Esses templos foram desenhados e/ ou reformados por Antonio Landi, arquiteto bolonhês que esteve no Pará desde 1753. Como reforma por esse arquiteto pode-se citar o que fizeram os jesuítas, mas seu toque fez sobreviver, pelo menos em suas linhas primitivas. São várias igrejas, sendo a mais recente de sua lavra a de Sant’Ana da Campina, que recentemente recebeu uma reforma obedecendo ao traço original. Diz Leandro Tocantins, um estudioso da obra de Landi: “...jamais representou o abandono dos valores culturais que faziam parte de sua personalidade de homem europeu e, especialmente, de italiano. Ao contrário, sua presença no Brasil - e no Brasil mais tropical que é a Amazônia - significou a introdução de formas e concepções técnicas e artísticas novas para o Brasil daquela época, e a feliz convergência de estilos em voga na Itália e em Portugal, sem esquecer a íntima correlação entre a arquitetura e o meio (...).
Além dos templos, Belém guarda prédios de residências que evocam a época da borracha, a nossa “belle époque”, e alguns lugares públicos, as praças, parcialmente desfiguradas nas muitas reformas. Cita-se como exemplo a Praça da República, inicialmente chamado Largo da Pólvora (por ali estar um deposito desse inflamável). As estatuas que compõem esse logradouro dizem de suas idades embora algumas tenham desaparecido. Nesse espaço está o Teatro da Paz, outro monumento que lembra o auge da goma elástica; perto dele esteve o Grande Hotel, então o mais luxuoso da cidade, primeiro lugar a usar ar condicionado em pelo menos uma sala; adiante, o Palace Theatre, transformado em sede de banco; e o citado cinema Olympia.
O Grande Hotel foi transformado em Hilton Hotel com total mudança nas linhas arquitetônicas, desfigurando o que marcava um espaço da elite local no período em que essa classe social vivia o idioma francês como um marco de cultura pessoal, com um “terrasse” evocando bares parisienses. No Grande Hotel se hospedaram personalidades incluindo artistas de cinema como Errol Flynn, Lana Turner e Orson Welles. No Palace Theatre exibia-se teatro e cinema.
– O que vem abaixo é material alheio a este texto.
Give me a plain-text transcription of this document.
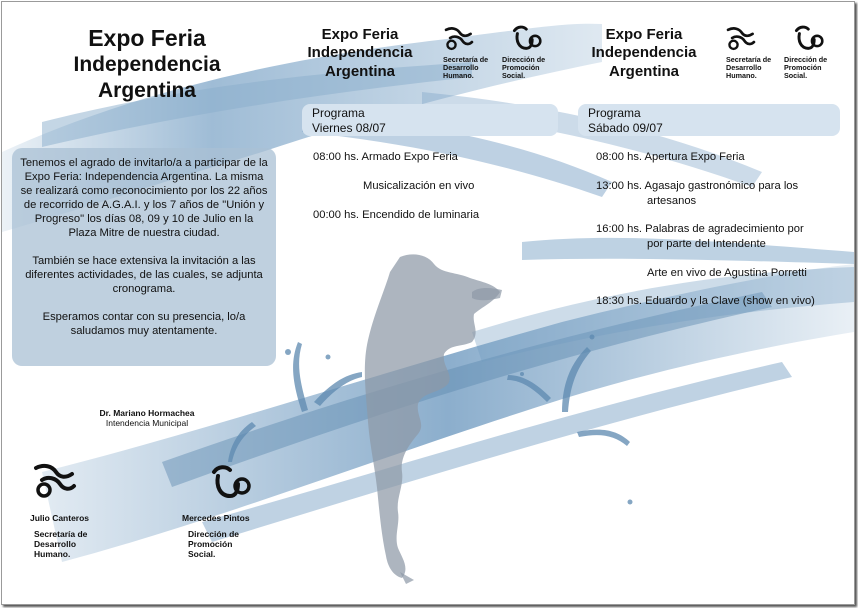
Expo Feria
Independencia
Argentina

Tenemos el agrado de invitarlo/a a participar de la Expo Feria: Independencia Argentina. La misma se realizará como reconocimiento por los 22 años de recorrido de A.G.A.I. y los 7 años de "Unión y Progreso" los días 08, 09 y 10 de Julio en la Plaza Mitre de nuestra ciudad.

También se hace extensiva la invitación a las diferentes actividades, de las cuales, se adjunta cronograma.

Esperamos contar con su presencia, lo/a saludamos muy atentamente.

Dr. Mariano Hormachea
Intendencia Municipal
Julio Canteros
Secretaría de
Desarrollo
Humano.
Mercedes Pintos
Dirección de
Promoción
Social.
Expo Feria
Independencia
Argentina
Secretaría de
Desarrollo
Humano.
Dirección de
Promoción
Social.
Programa
Viernes 08/07
08:00 hs. Armado Expo Feria
Musicalización en vivo
00:00 hs. Encendido de luminaria
Expo Feria
Independencia
Argentina
Secretaría de
Desarrollo
Humano.
Dirección de
Promoción
Social.
Programa
Sábado 09/07
08:00 hs. Apertura Expo Feria
13:00 hs. Agasajo gastronómico para los
artesanos
16:00 hs. Palabras de agradecimiento por
por parte del Intendente
Arte en vivo de Agustina Porretti
18:30 hs. Eduardo y la Clave (show en vivo)
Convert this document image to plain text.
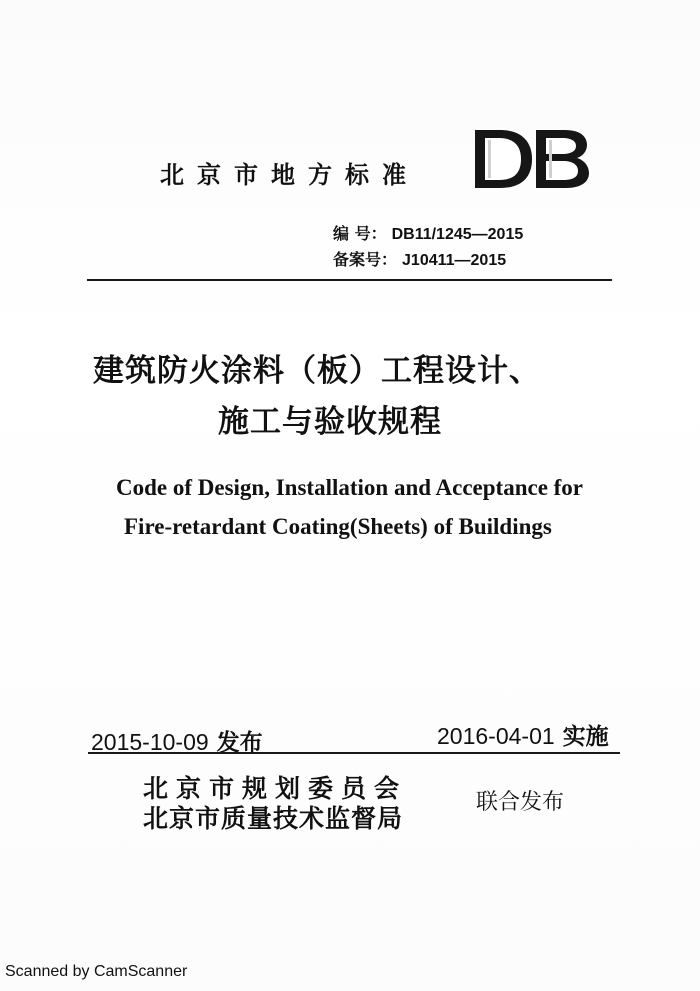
北京市地方标准
编 号： DB11/1245—2015
备案号： J10411—2015
建筑防火涂料（板）工程设计、
施工与验收规程
Code of Design, Installation and Acceptance for
Fire-retardant Coating(Sheets) of Buildings
2015-10-09 发布	2016-04-01 实施
北京市规划委员会
北京市质量技术监督局
联合发布
Scanned by CamScanner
Os filmes eram silenciosos (ou mudos), como de início os que chegavam ao Olympia (e o espaço era dos mesmos proprietários, Antônio Martins e Carlos Teixeira). Nessa história há outros monumentos ao redor da praça pouco tratados, como o Cine Eden e o Cine Rio Branco. Porque não lembrados? Frequentavam-nos outras classes sociais.
O período efervescente da borracha veio um pouco antes do intendente Antônio Lemos urbanizar a cidade com a plantação de mangueiras. Pode-se dizer que mesmo depois dos ingleses terem conseguido cultivar a seringueira em suas possessões asiáticas ainda se vivia, em Belém, o clima de euforia comercial & social dessa fase.
No quadrado cultural estruturado pelo Theatro da Paz, Grande Hotel, Olympia e Palace Theatre está inscrito o que se lamenta perder e o que se festeja em preservar. O Teatro ainda ostenta seu aspecto original externa e interiormente. O cinema restou no nome e área construída. O que o promove é o fato de persistir na exibição da arte que o fez nascer. Já o Grande Hotel e o Palace restam na saudade dos mais velhos e nos documentos escritos (e fotografados).
Outros monumentos da história da cidade estão na arquitetura das casas, ou palacetes cujos proprietárias eram ricos comerciantes e políticos da época que imprimiam aos imóveis construídos seus nomes de família. Um dos mais conhecidos é o Palacete Bolonha, do início do século XX. Há outros ainda de pé, como o de Montenegro, Virgilio Sampaio, Bricio da Costa e muitos outros, que pela insensibilidade e especulação imobiliária demoliram (cf. livro de Euler Bentes et ali, 2007).
A história do município através de edificações não se restringiu ao centro. Na vila do Mosqueiro, por exemplo, registra-se a presença dos “chalets”, onde as linhas arquitetônicas obedeciam (ou obedecem pois felizmente algumas mereceram reforma que segue as linhas originais) o que chamava atenção no início do século passado, evocando aspecto europeu, especialmente francês.
O que ainda existe do passado local deve ser preservado ou se tentar recuperar. Há uma literatura estimável sobre o assunto. Agora, Belém caminhando para o quarto centenário é oportuno tratar do assunto. E porque referir sobre esse patrimônio, mesmo considerando a valorização de um acúmulo de história patrimonial de uma classe social no poder? É que a identidade urbanística da cidade tem se dado por esses monumentos ainda de pé. Considero que as referências entre essas obras, o lugar onde foram construídas e as análises históricas do relacionamento entre o propósito urbanístico da burguesia tendem a revelar importantes matérias para ser encontrado o “outro” da cidade, ou como viviam as classes mais pobres. Essa seria uma considerável revelação histórica para marcar os 400 anos de Belém. Há material, basta esforço para compilar.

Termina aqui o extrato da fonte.